From Rajahs And Yogis To Gandhi And Beyond: Images Of India In International Films Of The 20th Century
Vijaya Mulay
Seagull Books
Rs 695
Pp 350
ISBN: 1905422962
Paperback

Blurb
Brahmins named Iftikar, Buddhist rites in Hindu Shiva temples, Indian maidens dressed like Arabian harem girls--right from the birth of cinema, international movies have been wildly inventive in their fantastical imagining of India. In fact, images of India in these films have always said more about the filmmakers than they have about India. From the early 20th century, when India was imagined as the fabulous, exotic, oriental Other, site for all sorts of fantasies; to the imperial and colonial mindset of the middle decades of the 20th century; to postcolonial films and auteurs like Jean Renoir and Louis Malle who genuinely strove to understand a different culture and its values; to the globalized worldview with which the century ended--India as seen on the international screen has changed in intriguing ways, as this pioneering study describes and analyzes. Allowing us access to rare short films from the 1900s, British Durbar films, the precursors of the newsreel genre, and Empire adventure movies, this book also explores Melies, Lumiere, Louis Malle and Jean Renoir, moving on to the Raj films of the 1980s and international cinema of the late 20th century. In the process, a wide range of movies is examined and discussed, and a trajectory of changing images of India abroad is traced over the course of the last century.

Review 
Dear Cinema
The film society movement in India must get a huge proportion of the credit not only for having created the best filmmakers outside the mainstream – those like Satyajit Ray and Shyam Benegal but also for inspiring film critics, academics and film scholars, as it continues to do today. Vijaya Mulay, the author of the book under review is one of the pioneers of the movement, having been associated with ‘Indian film culture’ in its infancy and its formative years. Beginning her engagement with cinema more than 60 years ago, Vijaya Mulay (or ‘Akka’ to her friends) has seen Satyajit Ray at work and also come into close contact with international filmmakers like Louis Malle – when he was in India in the 1960s. Malle went on to make his celebrated series on India – later proscribed by Mrs Gandhi’s government for ‘showing India in bad light’.  Akka has an unmatched exposure to Indian and international cinema and this makes her the ideal person to document and trace the way in which India as a cultural space has been recorded and represented in international cinema from around the world.

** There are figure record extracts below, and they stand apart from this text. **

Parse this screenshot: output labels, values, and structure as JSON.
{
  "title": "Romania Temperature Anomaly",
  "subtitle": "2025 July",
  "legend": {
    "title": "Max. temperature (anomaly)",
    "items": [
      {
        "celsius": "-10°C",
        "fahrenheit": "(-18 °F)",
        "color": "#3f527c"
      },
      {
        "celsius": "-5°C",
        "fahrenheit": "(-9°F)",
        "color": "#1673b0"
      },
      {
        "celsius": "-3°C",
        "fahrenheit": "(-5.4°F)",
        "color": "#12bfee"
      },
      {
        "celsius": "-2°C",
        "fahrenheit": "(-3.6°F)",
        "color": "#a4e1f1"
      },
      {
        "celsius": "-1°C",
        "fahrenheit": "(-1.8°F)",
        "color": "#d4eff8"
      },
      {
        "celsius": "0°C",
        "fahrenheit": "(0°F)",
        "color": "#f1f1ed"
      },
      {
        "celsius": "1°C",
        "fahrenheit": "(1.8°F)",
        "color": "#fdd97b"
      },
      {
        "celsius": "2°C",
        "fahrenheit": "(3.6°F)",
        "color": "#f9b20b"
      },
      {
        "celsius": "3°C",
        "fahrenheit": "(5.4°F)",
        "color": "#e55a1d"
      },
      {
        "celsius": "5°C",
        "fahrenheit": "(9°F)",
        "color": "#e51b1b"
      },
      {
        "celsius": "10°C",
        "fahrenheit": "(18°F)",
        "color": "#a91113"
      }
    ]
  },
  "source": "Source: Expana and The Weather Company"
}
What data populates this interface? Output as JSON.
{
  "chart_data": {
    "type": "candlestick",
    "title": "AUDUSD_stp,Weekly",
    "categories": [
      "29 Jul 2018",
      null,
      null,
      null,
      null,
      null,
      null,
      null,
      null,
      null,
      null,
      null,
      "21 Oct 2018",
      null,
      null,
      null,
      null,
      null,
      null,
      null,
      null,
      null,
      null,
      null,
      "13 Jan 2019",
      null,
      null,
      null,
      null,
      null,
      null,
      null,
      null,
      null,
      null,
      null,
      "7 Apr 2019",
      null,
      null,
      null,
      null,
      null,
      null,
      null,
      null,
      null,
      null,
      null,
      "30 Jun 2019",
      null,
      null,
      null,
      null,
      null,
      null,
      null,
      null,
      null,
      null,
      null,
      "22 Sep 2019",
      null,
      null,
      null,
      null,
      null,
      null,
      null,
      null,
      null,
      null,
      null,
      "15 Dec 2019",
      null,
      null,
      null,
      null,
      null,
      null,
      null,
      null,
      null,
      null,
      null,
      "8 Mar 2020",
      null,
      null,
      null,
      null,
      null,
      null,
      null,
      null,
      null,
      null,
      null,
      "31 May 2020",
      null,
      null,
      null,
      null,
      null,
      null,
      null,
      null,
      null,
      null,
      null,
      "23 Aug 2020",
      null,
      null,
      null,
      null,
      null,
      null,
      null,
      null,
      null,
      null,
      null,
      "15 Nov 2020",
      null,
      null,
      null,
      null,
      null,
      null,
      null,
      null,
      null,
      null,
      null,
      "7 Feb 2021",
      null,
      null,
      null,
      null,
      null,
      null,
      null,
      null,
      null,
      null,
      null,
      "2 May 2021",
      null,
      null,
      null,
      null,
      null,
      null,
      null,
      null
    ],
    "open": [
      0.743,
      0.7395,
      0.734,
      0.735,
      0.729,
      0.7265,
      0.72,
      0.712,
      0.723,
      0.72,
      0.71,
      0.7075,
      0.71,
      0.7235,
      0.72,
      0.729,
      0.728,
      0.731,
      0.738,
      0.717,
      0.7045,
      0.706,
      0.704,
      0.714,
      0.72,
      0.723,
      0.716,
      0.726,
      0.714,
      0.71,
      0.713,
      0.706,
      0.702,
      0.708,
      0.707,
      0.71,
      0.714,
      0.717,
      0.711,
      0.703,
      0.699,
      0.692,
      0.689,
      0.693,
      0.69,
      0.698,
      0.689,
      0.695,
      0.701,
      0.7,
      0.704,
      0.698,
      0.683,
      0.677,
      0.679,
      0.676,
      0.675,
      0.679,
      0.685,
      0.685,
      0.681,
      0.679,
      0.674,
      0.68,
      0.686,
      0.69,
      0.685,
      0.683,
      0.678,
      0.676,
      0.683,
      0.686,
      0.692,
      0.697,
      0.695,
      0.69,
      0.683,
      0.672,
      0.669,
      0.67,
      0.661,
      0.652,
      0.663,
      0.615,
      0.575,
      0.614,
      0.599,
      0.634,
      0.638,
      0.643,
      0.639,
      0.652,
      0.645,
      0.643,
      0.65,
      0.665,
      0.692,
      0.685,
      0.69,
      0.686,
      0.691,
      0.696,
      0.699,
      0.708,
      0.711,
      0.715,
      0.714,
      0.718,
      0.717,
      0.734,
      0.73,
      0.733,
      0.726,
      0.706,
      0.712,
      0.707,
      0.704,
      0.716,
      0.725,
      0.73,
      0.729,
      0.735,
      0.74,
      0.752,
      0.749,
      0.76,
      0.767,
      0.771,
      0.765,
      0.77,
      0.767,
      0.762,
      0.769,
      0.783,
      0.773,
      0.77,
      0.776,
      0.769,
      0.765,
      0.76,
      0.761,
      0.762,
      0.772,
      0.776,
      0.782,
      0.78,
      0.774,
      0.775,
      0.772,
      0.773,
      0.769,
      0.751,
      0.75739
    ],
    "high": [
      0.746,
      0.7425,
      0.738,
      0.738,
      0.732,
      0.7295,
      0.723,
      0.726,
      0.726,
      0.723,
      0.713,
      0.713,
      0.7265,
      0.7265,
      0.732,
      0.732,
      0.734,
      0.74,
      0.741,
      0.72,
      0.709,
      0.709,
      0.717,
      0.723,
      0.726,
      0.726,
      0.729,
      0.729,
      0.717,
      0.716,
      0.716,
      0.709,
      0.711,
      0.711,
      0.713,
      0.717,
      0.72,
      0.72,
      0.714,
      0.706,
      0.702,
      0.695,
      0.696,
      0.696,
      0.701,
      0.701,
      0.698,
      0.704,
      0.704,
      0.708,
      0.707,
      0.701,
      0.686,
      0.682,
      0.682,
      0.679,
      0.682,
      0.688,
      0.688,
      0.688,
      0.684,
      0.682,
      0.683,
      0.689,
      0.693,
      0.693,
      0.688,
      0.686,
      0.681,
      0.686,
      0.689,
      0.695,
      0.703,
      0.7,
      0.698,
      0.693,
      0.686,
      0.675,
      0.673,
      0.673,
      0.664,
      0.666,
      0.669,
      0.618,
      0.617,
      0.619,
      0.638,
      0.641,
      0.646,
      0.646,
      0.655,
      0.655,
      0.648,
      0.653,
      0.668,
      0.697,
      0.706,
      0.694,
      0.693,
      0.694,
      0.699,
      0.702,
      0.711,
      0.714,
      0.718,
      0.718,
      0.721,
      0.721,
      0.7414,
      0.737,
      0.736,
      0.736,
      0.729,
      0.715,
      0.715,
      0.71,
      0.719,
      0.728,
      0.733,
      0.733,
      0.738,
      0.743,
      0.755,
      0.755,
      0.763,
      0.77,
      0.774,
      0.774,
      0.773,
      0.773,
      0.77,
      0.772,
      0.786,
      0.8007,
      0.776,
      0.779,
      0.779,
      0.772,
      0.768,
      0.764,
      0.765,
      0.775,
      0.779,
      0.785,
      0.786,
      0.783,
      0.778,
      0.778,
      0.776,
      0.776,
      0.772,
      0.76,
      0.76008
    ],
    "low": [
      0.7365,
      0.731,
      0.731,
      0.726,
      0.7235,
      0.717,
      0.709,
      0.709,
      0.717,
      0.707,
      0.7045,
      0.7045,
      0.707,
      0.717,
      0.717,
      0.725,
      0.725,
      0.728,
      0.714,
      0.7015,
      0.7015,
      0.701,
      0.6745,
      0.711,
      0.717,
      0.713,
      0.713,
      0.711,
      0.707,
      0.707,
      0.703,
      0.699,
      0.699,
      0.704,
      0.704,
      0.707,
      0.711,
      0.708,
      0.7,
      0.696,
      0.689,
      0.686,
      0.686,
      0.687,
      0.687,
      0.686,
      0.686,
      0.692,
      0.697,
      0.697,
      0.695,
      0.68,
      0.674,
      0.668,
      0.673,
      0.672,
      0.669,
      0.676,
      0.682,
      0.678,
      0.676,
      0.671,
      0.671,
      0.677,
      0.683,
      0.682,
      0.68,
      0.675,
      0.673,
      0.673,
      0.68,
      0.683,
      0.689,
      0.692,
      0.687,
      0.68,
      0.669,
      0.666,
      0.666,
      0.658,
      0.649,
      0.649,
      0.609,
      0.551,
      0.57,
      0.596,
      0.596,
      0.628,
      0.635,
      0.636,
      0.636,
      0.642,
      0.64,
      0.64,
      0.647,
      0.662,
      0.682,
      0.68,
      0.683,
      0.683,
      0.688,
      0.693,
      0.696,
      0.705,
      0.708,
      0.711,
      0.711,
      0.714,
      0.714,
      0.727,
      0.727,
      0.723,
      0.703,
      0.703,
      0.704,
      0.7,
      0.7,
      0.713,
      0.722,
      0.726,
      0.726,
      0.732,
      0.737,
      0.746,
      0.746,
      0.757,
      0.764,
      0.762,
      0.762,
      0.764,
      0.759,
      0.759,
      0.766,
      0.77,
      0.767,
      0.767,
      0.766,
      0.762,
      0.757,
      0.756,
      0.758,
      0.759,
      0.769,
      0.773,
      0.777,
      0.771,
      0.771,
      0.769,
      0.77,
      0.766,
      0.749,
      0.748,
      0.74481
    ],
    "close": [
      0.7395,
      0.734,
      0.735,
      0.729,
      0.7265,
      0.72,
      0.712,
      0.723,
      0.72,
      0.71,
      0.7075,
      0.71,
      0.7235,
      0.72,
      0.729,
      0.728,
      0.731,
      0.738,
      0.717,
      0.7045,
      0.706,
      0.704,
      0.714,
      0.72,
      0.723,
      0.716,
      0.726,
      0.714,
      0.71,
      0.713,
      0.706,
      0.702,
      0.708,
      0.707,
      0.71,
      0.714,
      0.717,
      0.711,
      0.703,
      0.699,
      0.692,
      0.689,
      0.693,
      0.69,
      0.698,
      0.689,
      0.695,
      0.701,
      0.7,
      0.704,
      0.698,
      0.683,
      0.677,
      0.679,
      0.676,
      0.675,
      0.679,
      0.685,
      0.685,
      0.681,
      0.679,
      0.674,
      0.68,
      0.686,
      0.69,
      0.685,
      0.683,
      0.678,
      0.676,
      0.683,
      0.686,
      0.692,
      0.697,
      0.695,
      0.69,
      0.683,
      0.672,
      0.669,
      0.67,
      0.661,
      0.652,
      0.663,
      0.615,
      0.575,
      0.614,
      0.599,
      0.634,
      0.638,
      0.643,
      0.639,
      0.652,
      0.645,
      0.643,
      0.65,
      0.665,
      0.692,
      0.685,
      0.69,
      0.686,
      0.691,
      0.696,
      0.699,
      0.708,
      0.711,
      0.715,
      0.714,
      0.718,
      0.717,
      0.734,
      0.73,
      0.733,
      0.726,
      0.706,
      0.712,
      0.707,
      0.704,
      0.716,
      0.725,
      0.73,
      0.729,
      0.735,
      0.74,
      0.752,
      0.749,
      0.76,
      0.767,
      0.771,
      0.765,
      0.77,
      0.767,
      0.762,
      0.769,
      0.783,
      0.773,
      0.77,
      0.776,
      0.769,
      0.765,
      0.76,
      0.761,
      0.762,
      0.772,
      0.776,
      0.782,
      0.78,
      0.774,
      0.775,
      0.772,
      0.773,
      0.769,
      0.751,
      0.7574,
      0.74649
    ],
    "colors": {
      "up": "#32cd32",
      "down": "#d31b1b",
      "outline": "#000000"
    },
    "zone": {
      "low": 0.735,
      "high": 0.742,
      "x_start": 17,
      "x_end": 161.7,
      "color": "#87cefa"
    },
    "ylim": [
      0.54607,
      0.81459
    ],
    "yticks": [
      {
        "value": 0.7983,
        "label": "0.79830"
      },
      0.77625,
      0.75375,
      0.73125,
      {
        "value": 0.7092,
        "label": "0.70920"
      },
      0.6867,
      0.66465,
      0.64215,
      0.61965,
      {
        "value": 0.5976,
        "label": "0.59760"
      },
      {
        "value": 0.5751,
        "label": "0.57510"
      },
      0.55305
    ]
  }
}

The book combines the diachronic or historical approach with the thematic one. It begins by dividing films according to eras rather than themes and this makes it extremely easy to follow but it also has separate sections for foreign filmmakers like Franz Osten, who worked in India in collaboration with Indians. After making ‘Orientalist’ films like Light of Asia (1925) and Shiraz (1928), Osten made Hindi classics like Achut Kanya (1936) Savitri (1937) and Kangan (1939).